A Gorilla page can have multiple Gorilla buffers. If the values of a metric
are highly compressible, just one Gorilla buffer is able to store all the values
that otherwise would require a regular 4096 byte page, ie. we can use just 512
bytes instead. In the worst case scenario (for metrics whose values are not
compressible at all), a Gorilla page might end up having `9` Gorilla buffers,
consuming 4608 bytes. In practice, this is pretty rare and does not negate
the effect of compression for the metrics.

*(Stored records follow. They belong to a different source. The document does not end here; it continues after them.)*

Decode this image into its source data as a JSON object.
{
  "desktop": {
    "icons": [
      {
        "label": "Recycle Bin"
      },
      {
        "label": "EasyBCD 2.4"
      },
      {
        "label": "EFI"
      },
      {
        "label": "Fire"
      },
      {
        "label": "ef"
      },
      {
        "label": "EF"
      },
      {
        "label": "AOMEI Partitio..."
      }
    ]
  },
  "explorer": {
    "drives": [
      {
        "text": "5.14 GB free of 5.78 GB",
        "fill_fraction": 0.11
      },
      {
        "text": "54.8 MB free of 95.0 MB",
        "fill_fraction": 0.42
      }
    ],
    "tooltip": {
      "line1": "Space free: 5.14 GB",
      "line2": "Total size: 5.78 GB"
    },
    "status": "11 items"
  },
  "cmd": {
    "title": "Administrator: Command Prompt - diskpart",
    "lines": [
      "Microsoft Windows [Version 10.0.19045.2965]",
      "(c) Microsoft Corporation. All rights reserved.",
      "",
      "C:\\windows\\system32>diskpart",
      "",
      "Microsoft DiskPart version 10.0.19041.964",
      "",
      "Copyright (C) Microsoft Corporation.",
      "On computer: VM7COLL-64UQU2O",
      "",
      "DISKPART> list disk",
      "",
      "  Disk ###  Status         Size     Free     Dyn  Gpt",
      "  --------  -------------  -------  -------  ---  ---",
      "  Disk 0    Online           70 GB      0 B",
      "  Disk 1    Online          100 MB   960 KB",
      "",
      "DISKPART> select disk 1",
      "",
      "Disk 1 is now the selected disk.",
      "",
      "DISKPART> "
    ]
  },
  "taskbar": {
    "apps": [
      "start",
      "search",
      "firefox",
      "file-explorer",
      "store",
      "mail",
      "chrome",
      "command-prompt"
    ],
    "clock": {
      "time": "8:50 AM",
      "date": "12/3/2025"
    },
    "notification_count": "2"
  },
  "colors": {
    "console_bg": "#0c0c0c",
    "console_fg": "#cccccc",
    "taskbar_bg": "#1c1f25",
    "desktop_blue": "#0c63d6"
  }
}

When a gorilla page is full, ie. it contains 1024 slots/values, we serialize
the linked-list of gorilla buffers directly to disk. During deserialization,
eg. when performing a DBEngine query, the Gorilla page is loaded from the disk and
its linked-list entries are patched to point to the new memory allocated for
serving the query results.
Overall, on a real-agent the Gorilla compression scheme reduces memory
consumption approximately by ~30%, which can be several GiB of RAM for parents
having hundreds, or even thousands of children streaming to them.